Send me a PM if you have a diagnosis. I don’t think I’ve made general remarks on the mismatch anywhere, though I have pointed out when people, like jimrandomh, knowingly perpetuate lies about me after being repeatedly corrected.
Well, in your case, you’ve actually vidchatted with me, seen the actual, breathing human on the other side, found me to be more sociable than you expected
… and still didn’t feel any more inclined to clean up the misrepresentations you made of me that you were aware of :-(
I’ve gone back and edited the comment in question, and I apologize for not having done so earlier. (And, while this doesn’t really justify my not having edited it earlier—the reason I didn’t edit it then was that I still hadn’t fully understood what happened. Revisiting it now, I noticed what I missed the last time around—namely, a full enumeration of the people who could’ve prevented the situation from blowing up in the first place, including myself.) I’m not sure whether linking to or summarizing that thread would be a net positive or negative, so I won’t, but you can if you think making my edit visible is worth the chance that it derails the current conversation here.
You still haven’t corrected the critical error I’m referring to. For the fifth (yes, really fifth) time: you claimed that Alicorn (reasonably) asked me not to pester her. In reality, it was the unreasonable request that I not post comments nested under hers, no matter how relevant to the discussion they are, no matter how appropriate it is that my comment go there, no matter how impersonal the remark is.
I corrected you within minutes of the error. Others who noticed did the same. I corrected you when you made it again. I pointed it out to you in skype chat. Then, after you talked to me in a vidchat, you still did nothing to correct that misinterpretation.
Now, two months later, having rung the beat-down-Silas bell as loud as you can, while you got significant karma from your noble teaching of the obvious to me, while the comment with the error remains at +20, while the numerous readers are left with the misinformation you fed them
… you still haven’t corrected it. You still haven’t done anything to unring that bell.
What, exactly, am I supposed to make of this? You can actually see the breathing human on the other side, see his actual feelings, have an actual conversation, and still feel good about yourself.
This, folks, is why I wonder about the empathic disconnect.
(Edit: And not that it matters to someone of your strong moral character, but the very reason I phrased the earlier comment in the way you objected to is that another equally-authoritative poster told me that would be the appropriate way to do it—which you didn’t mention then, or edit it to mention now.)
I’ve gone back and edited again.
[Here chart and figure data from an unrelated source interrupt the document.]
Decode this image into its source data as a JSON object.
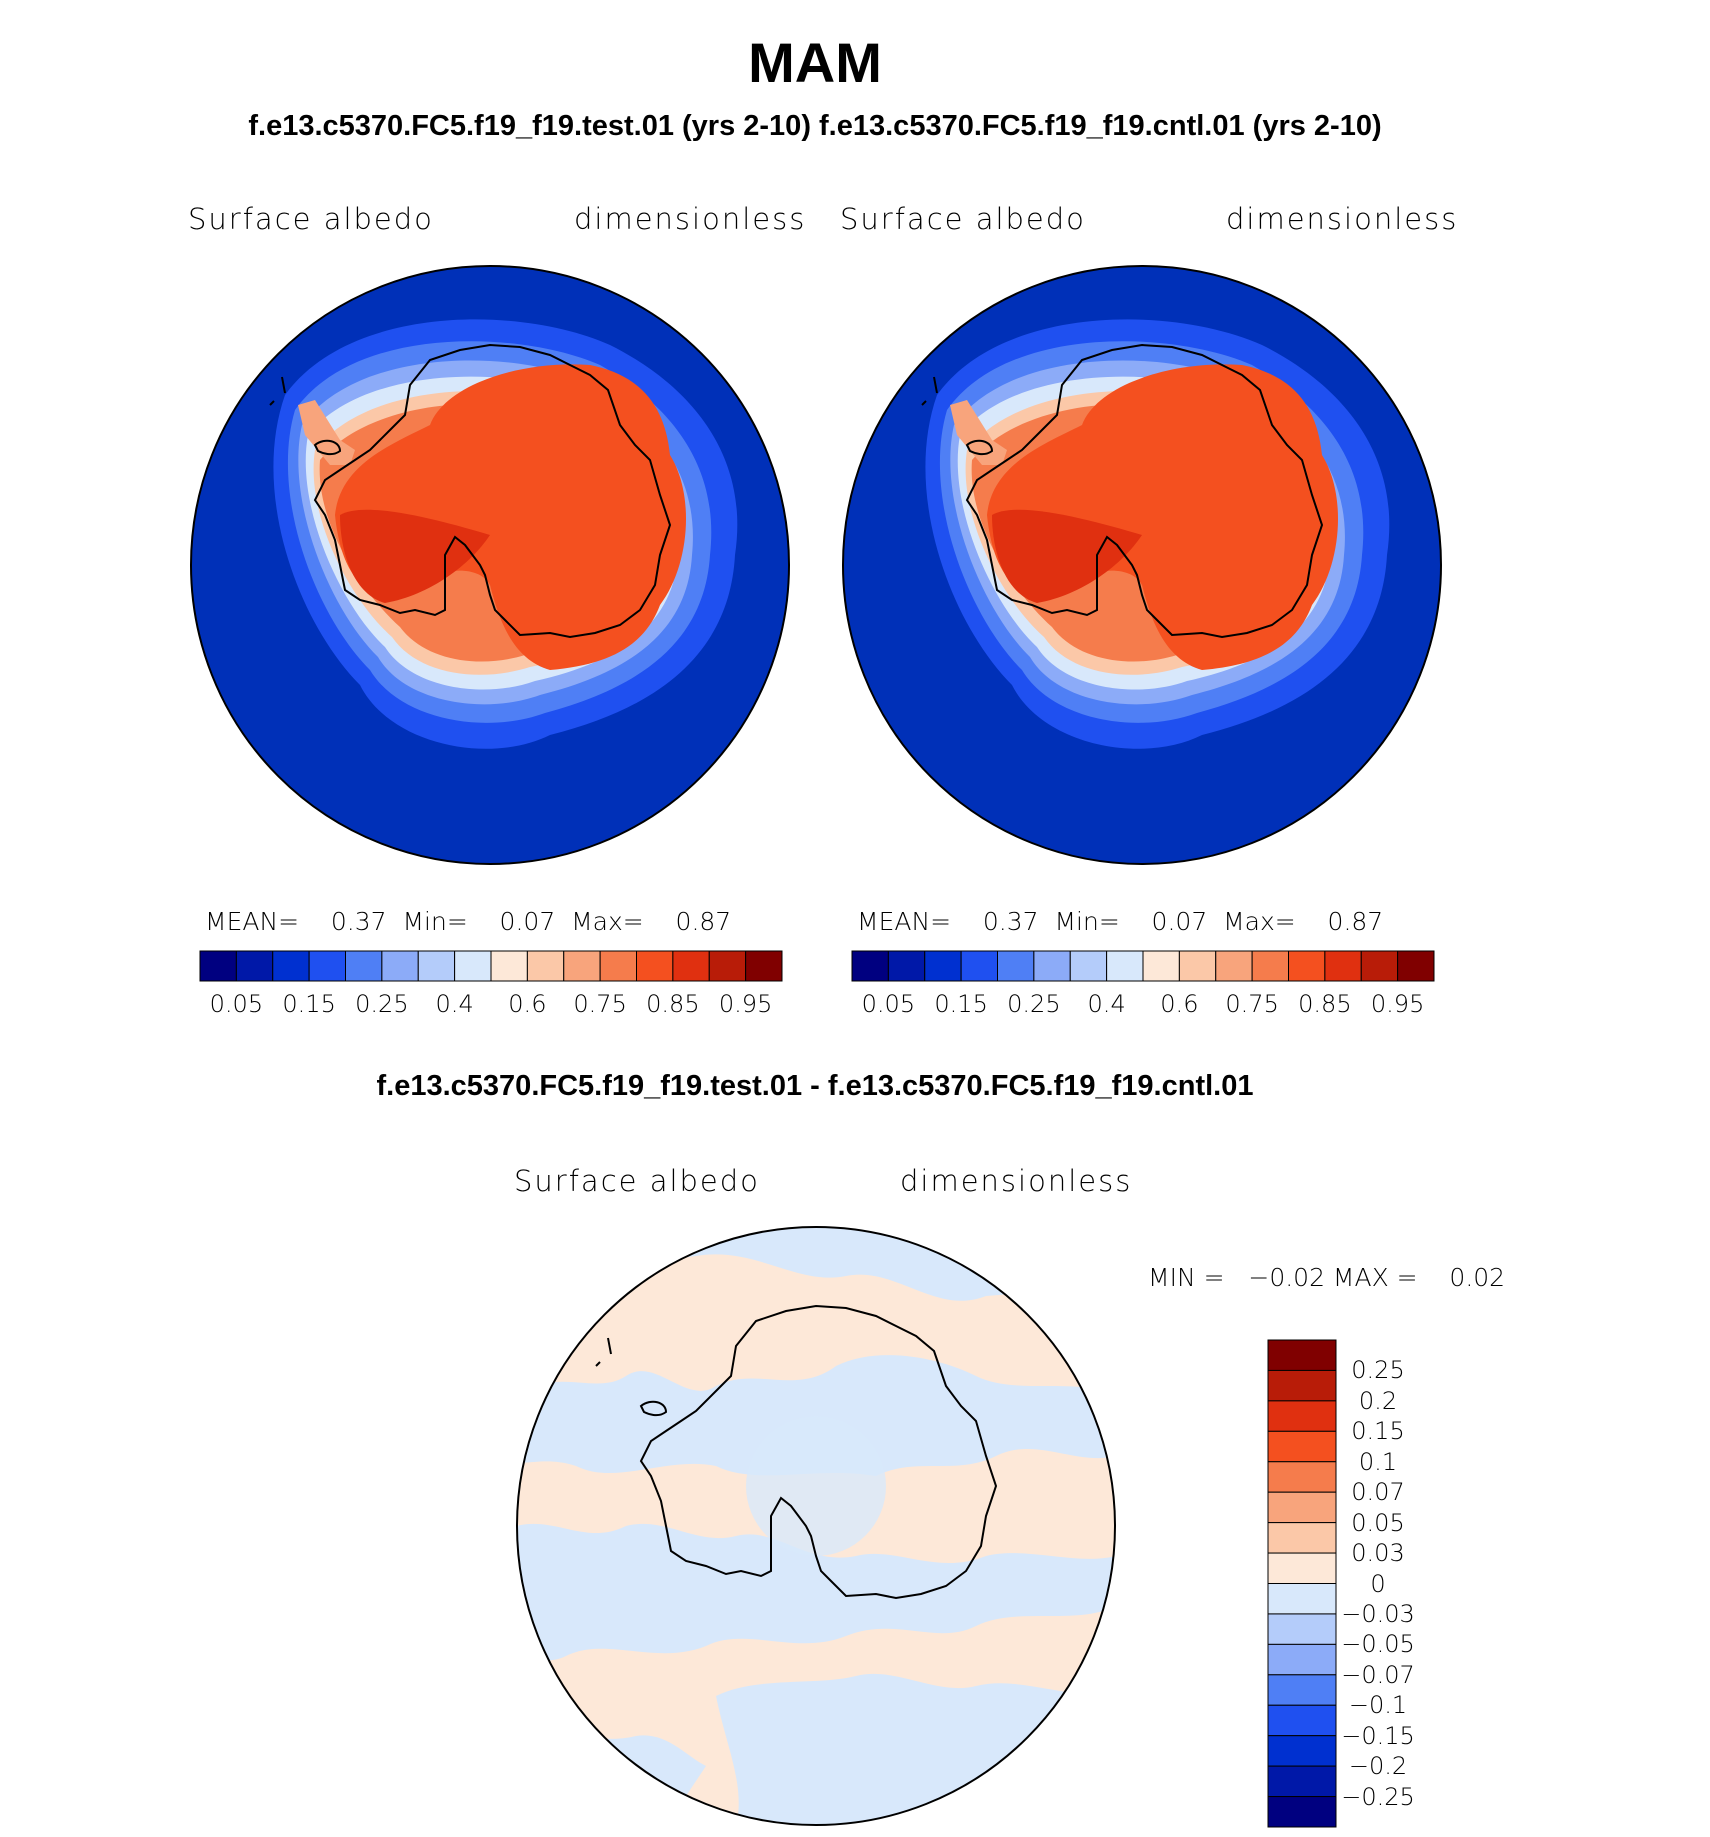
{
  "title": "MAM",
  "subtitle": "f.e13.c5370.FC5.f19_f19.test.01 (yrs 2-10) f.e13.c5370.FC5.f19_f19.cntl.01 (yrs 2-10)",
  "diff_title": "f.e13.c5370.FC5.f19_f19.test.01 - f.e13.c5370.FC5.f19_f19.cntl.01",
  "panels": [
    {
      "variable": "Surface albedo",
      "units": "dimensionless",
      "stats": "MEAN=    0.37  Min=    0.07  Max=    0.87"
    },
    {
      "variable": "Surface albedo",
      "units": "dimensionless",
      "stats": "MEAN=    0.37  Min=    0.07  Max=    0.87"
    }
  ],
  "diff_panel": {
    "variable": "Surface albedo",
    "units": "dimensionless",
    "stats": "MIN =   −0.02 MAX =    0.02"
  },
  "colorbar_main": {
    "colors": [
      "#000080",
      "#0018a8",
      "#0030d0",
      "#1f50f0",
      "#4f7ff5",
      "#8cabf8",
      "#b4ccfa",
      "#d8e8fb",
      "#fde8d8",
      "#fbc8a8",
      "#f8a47c",
      "#f57c4c",
      "#f4501f",
      "#e03010",
      "#b81c08",
      "#800000"
    ],
    "ticks": [
      "0.05",
      "0.15",
      "0.25",
      "0.4",
      "0.6",
      "0.75",
      "0.85",
      "0.95"
    ]
  },
  "colorbar_diff": {
    "colors": [
      "#800000",
      "#b81c08",
      "#e03010",
      "#f4501f",
      "#f57c4c",
      "#f8a47c",
      "#fbc8a8",
      "#fde8d8",
      "#d8e8fb",
      "#b4ccfa",
      "#8cabf8",
      "#4f7ff5",
      "#1f50f0",
      "#0030d0",
      "#0018a8",
      "#000080"
    ],
    "ticks": [
      "0.25",
      "0.2",
      "0.15",
      "0.1",
      "0.07",
      "0.05",
      "0.03",
      "0",
      "−0.03",
      "−0.05",
      "−0.07",
      "−0.1",
      "−0.15",
      "−0.2",
      "−0.25"
    ]
  },
  "map_colors": {
    "ocean": "#0030b8",
    "land": "#f4501f",
    "diff_pos": "#fde8d8",
    "diff_neg": "#d8e8fb"
  }
}
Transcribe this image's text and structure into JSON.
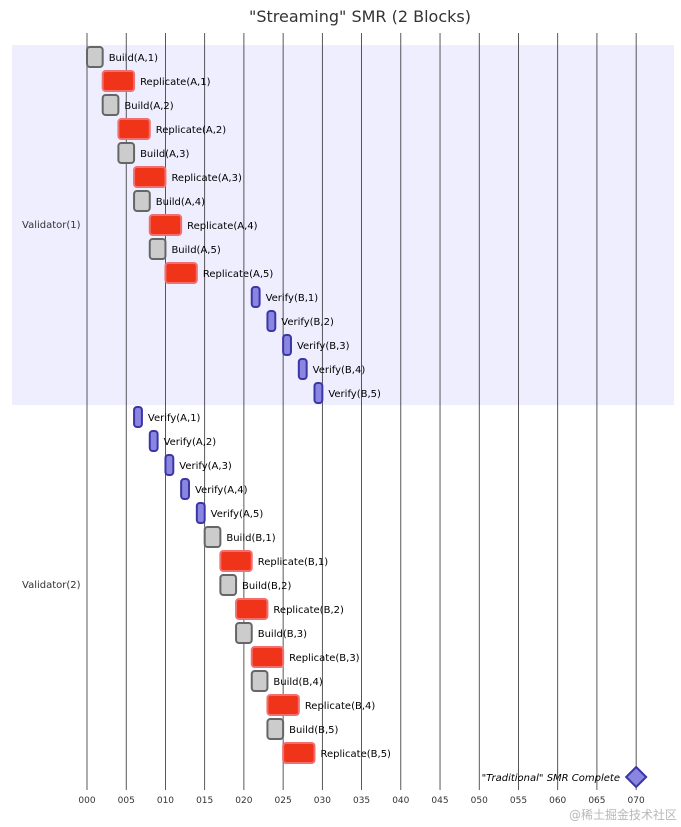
{
  "chart_data": {
    "type": "gantt",
    "title": "\"Streaming\" SMR (2 Blocks)",
    "x_axis": {
      "unit": "time",
      "range": [
        0,
        70
      ],
      "ticks": [
        "000",
        "005",
        "010",
        "015",
        "020",
        "025",
        "030",
        "035",
        "040",
        "045",
        "050",
        "055",
        "060",
        "065",
        "070"
      ],
      "tick_values": [
        0,
        5,
        10,
        15,
        20,
        25,
        30,
        35,
        40,
        45,
        50,
        55,
        60,
        65,
        70
      ]
    },
    "task_types": {
      "build": {
        "fill": "#cccccc",
        "stroke": "#666666"
      },
      "replicate": {
        "fill": "#f03419",
        "stroke": "#f07070"
      },
      "verify": {
        "fill": "#8a85e0",
        "stroke": "#3b36a6"
      },
      "milestone": {
        "fill": "#8a85e0",
        "stroke": "#3b36a6"
      }
    },
    "sections": [
      {
        "name": "Validator(1)",
        "background": "#eeeeff",
        "tasks": [
          {
            "label": "Build(A,1)",
            "type": "build",
            "start": 0,
            "end": 2
          },
          {
            "label": "Replicate(A,1)",
            "type": "replicate",
            "start": 2,
            "end": 6
          },
          {
            "label": "Build(A,2)",
            "type": "build",
            "start": 2,
            "end": 4
          },
          {
            "label": "Replicate(A,2)",
            "type": "replicate",
            "start": 4,
            "end": 8
          },
          {
            "label": "Build(A,3)",
            "type": "build",
            "start": 4,
            "end": 6
          },
          {
            "label": "Replicate(A,3)",
            "type": "replicate",
            "start": 6,
            "end": 10
          },
          {
            "label": "Build(A,4)",
            "type": "build",
            "start": 6,
            "end": 8
          },
          {
            "label": "Replicate(A,4)",
            "type": "replicate",
            "start": 8,
            "end": 12
          },
          {
            "label": "Build(A,5)",
            "type": "build",
            "start": 8,
            "end": 10
          },
          {
            "label": "Replicate(A,5)",
            "type": "replicate",
            "start": 10,
            "end": 14
          },
          {
            "label": "Verify(B,1)",
            "type": "verify",
            "start": 21,
            "end": 22
          },
          {
            "label": "Verify(B,2)",
            "type": "verify",
            "start": 23,
            "end": 24
          },
          {
            "label": "Verify(B,3)",
            "type": "verify",
            "start": 25,
            "end": 26
          },
          {
            "label": "Verify(B,4)",
            "type": "verify",
            "start": 27,
            "end": 28
          },
          {
            "label": "Verify(B,5)",
            "type": "verify",
            "start": 29,
            "end": 30
          }
        ]
      },
      {
        "name": "Validator(2)",
        "background": "#ffffff",
        "tasks": [
          {
            "label": "Verify(A,1)",
            "type": "verify",
            "start": 6,
            "end": 7
          },
          {
            "label": "Verify(A,2)",
            "type": "verify",
            "start": 8,
            "end": 9
          },
          {
            "label": "Verify(A,3)",
            "type": "verify",
            "start": 10,
            "end": 11
          },
          {
            "label": "Verify(A,4)",
            "type": "verify",
            "start": 12,
            "end": 13
          },
          {
            "label": "Verify(A,5)",
            "type": "verify",
            "start": 14,
            "end": 15
          },
          {
            "label": "Build(B,1)",
            "type": "build",
            "start": 15,
            "end": 17
          },
          {
            "label": "Replicate(B,1)",
            "type": "replicate",
            "start": 17,
            "end": 21
          },
          {
            "label": "Build(B,2)",
            "type": "build",
            "start": 17,
            "end": 19
          },
          {
            "label": "Replicate(B,2)",
            "type": "replicate",
            "start": 19,
            "end": 23
          },
          {
            "label": "Build(B,3)",
            "type": "build",
            "start": 19,
            "end": 21
          },
          {
            "label": "Replicate(B,3)",
            "type": "replicate",
            "start": 21,
            "end": 25
          },
          {
            "label": "Build(B,4)",
            "type": "build",
            "start": 21,
            "end": 23
          },
          {
            "label": "Replicate(B,4)",
            "type": "replicate",
            "start": 23,
            "end": 27
          },
          {
            "label": "Build(B,5)",
            "type": "build",
            "start": 23,
            "end": 25
          },
          {
            "label": "Replicate(B,5)",
            "type": "replicate",
            "start": 25,
            "end": 29
          }
        ]
      }
    ],
    "milestone": {
      "label": "\"Traditional\" SMR Complete",
      "at": 70
    },
    "watermark": "@稀土掘金技术社区"
  }
}
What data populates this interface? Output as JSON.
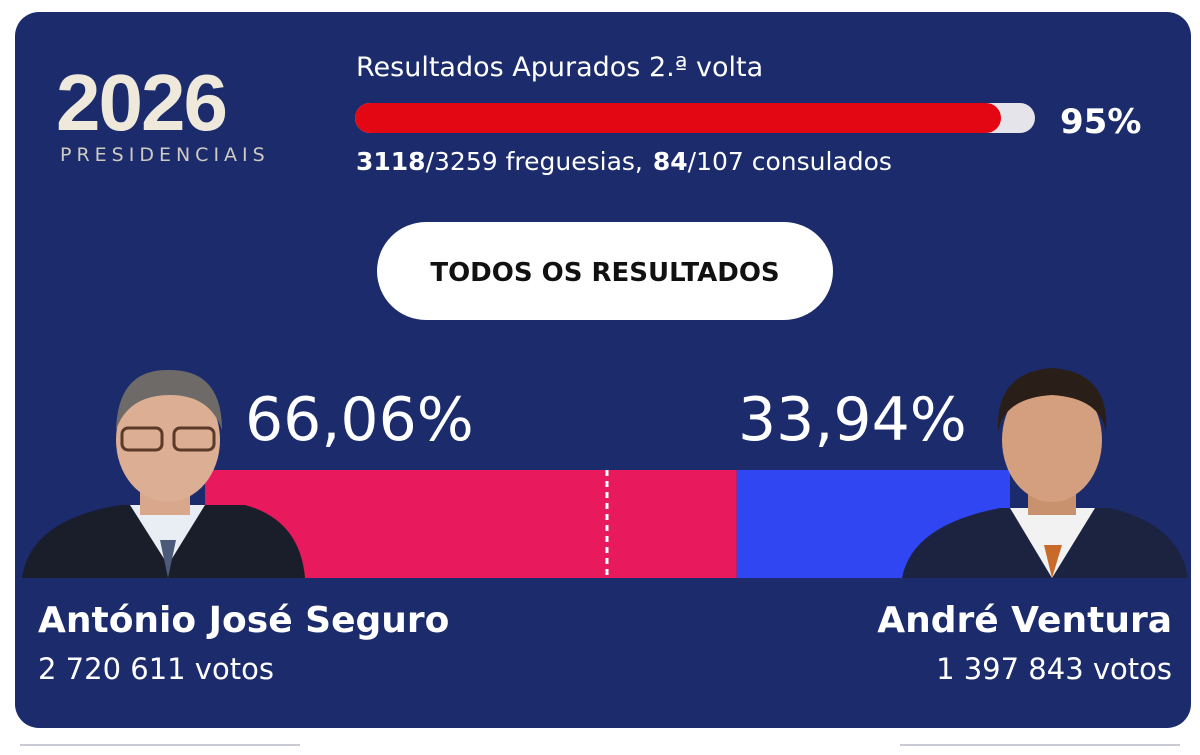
{
  "header": {
    "logo_year": "2026",
    "logo_subtitle": "PRESIDENCIAIS"
  },
  "progress": {
    "title": "Resultados Apurados 2.ª volta",
    "value": 95,
    "value_label": "95%",
    "parishes_counted": "3118",
    "parishes_total": "/3259 freguesias,",
    "consulates_counted": "84",
    "consulates_total": "/107 consulados"
  },
  "button": {
    "label": "TODOS OS RESULTADOS"
  },
  "candidates": [
    {
      "name": "António José Seguro",
      "votes": "2 720 611 votos",
      "percent": 66.06,
      "percent_label": "66,06%",
      "color": "#e8195c"
    },
    {
      "name": "André Ventura",
      "votes": "1 397 843 votos",
      "percent": 33.94,
      "percent_label": "33,94%",
      "color": "#2f46f2"
    }
  ]
}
I’d forgotten how much weight you put on that detail; it seemed strange to me at the time, but since it was part of the original feedback loop, I guess I can see why now—you’d already had lots of time to get angry over that particular detail, and I went and rounded it off to something different.
Silas, not having corrected that really wasn’t intended as a slight, although I see now that you took it that way. At the time, I interpreted it you as trying to deflect the conversation into (what I saw as) a minor detail. (And yes, you did try to tell me it wasn’t minor; I brushed it off as motivated cognition, without properly considering the ramifications).
This is an example of what I meant when I say that many intellectual issues aren’t as obvious as stoplights.
Have you presented your thoughts on the mismatch between yourself and other people anywhere? I will happily delete my guess if it is not accurate.
I have a hard time knowing how to help if I don’t know the problem.
Send me a PM if you have a diagnosis. I don’t think I’ve made general remarks on the mismatch anywhere, though I have pointed out when people, like jimrandomh, knowingly perpetuate lies about me after being repeatedly corrected.